I moved on to trying to get the norm of the row (that approach is probably better anyways). My initial approach was using numpy.linalg.
numpy.linalg.norm(tfidf[0])
But that gave me a "dimension mismatch" error. So I tried to calculate the norm manually. I started by just setting a variable equal to a numpy array version of the sparse matrix and printing out the len of the first row:
my_array = numpy.array(tfidf)
print my_array
print len(my_array[0])
It prints out my_array correctly, but when I try to access the len it tells me:
IndexError: 0-d arrays can't be indexed
I just simply want to get a numeric value of each row in the sparse matrix returned by fit_transform. Getting the norm would be best.

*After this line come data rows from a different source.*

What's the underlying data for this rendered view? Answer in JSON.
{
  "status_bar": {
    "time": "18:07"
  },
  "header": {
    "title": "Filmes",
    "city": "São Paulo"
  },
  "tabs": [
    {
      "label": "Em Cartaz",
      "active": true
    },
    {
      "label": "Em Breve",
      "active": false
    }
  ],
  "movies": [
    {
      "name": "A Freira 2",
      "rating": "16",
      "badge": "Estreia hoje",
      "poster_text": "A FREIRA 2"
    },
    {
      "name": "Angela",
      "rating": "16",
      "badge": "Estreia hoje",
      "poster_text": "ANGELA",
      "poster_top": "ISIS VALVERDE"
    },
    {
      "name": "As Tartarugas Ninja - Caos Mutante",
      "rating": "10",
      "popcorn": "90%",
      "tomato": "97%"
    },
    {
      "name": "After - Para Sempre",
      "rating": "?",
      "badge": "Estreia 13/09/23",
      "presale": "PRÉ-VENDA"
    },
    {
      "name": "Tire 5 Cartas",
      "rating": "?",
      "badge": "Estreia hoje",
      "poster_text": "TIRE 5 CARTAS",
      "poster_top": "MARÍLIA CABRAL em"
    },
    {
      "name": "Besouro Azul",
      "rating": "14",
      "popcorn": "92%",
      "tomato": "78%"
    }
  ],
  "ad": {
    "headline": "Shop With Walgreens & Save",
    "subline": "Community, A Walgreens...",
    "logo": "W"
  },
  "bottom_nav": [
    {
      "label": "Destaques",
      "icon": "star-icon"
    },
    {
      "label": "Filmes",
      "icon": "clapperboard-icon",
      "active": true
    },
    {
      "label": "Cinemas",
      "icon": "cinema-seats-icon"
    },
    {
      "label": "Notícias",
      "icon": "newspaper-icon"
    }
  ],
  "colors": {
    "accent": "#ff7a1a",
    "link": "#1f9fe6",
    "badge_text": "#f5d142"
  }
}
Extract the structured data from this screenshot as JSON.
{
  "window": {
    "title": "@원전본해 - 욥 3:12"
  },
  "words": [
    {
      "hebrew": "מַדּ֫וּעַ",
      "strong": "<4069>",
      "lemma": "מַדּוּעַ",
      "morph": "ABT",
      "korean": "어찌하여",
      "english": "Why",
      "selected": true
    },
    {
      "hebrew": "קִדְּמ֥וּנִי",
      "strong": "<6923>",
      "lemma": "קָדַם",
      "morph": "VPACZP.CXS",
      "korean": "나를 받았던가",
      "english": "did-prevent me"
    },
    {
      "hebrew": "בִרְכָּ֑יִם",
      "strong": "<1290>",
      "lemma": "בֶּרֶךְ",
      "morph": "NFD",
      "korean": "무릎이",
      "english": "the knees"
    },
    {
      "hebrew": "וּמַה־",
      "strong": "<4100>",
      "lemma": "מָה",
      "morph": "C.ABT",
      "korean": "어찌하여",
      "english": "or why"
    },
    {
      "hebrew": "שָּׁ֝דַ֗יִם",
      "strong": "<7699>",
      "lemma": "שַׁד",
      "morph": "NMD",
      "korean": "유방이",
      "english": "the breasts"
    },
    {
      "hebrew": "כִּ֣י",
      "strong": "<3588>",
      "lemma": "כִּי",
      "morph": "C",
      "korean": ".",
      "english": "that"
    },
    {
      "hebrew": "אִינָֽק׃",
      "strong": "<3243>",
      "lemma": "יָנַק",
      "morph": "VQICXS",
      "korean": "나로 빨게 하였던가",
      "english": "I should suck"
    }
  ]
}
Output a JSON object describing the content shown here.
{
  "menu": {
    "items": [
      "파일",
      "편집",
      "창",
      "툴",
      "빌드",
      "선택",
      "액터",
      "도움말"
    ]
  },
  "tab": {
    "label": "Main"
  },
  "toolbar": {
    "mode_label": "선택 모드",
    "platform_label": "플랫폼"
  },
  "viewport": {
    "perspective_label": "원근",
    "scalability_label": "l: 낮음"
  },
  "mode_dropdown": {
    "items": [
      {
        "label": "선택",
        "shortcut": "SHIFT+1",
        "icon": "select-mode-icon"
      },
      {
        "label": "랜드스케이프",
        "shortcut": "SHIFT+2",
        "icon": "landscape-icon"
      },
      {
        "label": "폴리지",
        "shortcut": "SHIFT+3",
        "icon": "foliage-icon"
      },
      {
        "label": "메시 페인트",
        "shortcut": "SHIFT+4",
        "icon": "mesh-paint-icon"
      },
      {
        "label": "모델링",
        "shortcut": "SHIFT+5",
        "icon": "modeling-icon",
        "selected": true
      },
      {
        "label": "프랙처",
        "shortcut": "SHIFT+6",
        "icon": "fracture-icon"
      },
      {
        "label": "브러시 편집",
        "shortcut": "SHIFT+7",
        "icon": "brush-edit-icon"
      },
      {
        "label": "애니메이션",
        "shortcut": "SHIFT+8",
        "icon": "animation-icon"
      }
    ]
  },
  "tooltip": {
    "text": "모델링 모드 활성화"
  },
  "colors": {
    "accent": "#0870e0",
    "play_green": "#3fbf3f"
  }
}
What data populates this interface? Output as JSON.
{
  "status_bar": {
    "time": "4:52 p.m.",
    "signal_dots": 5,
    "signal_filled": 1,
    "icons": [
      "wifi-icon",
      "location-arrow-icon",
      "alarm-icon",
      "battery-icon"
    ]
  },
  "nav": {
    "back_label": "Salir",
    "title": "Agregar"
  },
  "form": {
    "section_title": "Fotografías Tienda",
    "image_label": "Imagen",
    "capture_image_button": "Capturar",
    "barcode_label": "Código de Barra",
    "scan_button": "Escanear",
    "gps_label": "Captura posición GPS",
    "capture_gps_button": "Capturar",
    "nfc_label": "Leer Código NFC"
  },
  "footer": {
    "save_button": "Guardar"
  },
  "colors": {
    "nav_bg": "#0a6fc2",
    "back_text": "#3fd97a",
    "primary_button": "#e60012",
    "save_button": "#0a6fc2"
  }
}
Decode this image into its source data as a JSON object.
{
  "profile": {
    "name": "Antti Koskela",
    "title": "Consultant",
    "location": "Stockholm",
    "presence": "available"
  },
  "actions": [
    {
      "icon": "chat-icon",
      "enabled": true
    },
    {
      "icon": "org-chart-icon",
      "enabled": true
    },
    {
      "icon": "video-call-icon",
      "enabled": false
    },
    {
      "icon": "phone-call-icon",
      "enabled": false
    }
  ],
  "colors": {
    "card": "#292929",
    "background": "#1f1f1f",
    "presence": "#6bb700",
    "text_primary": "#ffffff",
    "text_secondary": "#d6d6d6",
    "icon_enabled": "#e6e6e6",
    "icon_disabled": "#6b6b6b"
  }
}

Any help here is very appreciated.
Some simple fake data:
a = np.arange(9.).reshape(3,3)
s = sparse.csr_matrix(a)
To get the norm of each row from the sparse, you can use:
np.sqrt(s.multiply(s).sum(1))
And the renormalized s
would be
s.multiply(1/np.sqrt(s.multiply(s).sum(1)))
or to keep it sparse before renormalizing:
s.multiply(sparse.csr_matrix(1/np.sqrt(s.multiply(s).sum(1))))
To get ordinary matrix or array from it, use:
m = s.todense()
a = s.toarray()
If you have enough memory for the dense version, you can get the norm of each row with:
n = np.sqrt(np.einsum('ij,ij->i',a,a))
or
n = np.apply_along_axis(np.linalg.norm, 1, a)
To normalize, you can do
an = a / n[:, None]
or, to normalize the original array in place:
a /= n[:, None]
The [:, None]
thing basically transposes n
to be a vertical array.
scipy.sparse
is a great package, and it keeps getting better with every release, but a lot of things are still only half cooked, and you can get big performance improvements if you implement some of the algorithms yourself. For instance, a 7x improvement over @askewchan's implementation using scipy functions:
In [18]: a = sps.rand(1000, 1000, format='csr')
In [19]: a
Out[19]:
<1000x1000 sparse matrix of type '<type 'numpy.float64'>'
with 10000 stored elements in Compressed Sparse Row format>
In [20]: %timeit a.multiply(a).sum(1)
1000 loops, best of 3: 288 us per loop
In [21]: %timeit np.add.reduceat(a.data * a.data, a.indptr[:-1])
10000 loops, best of 3: 36.8 us per loop
In [24]: np.allclose(a.multiply(a).sum(1).ravel(),
...: np.add.reduceat(a.data * a.data, a.indptr[:-1]))
Out[24]: True
You can similarly normalize the array in place doing the following:
norm_rows = np.sqrt(np.add.reduceat(a.data * a.data, a.indptr[:-1]))
nnz_per_row = np.diff(a.indptr)
a.data /= np.repeat(norm_rows, nnz_per_row)
If you are going to be using sparse matrices often, read the wikipedia page on compressed sparse formats, and you will often find better ways than the default to do things.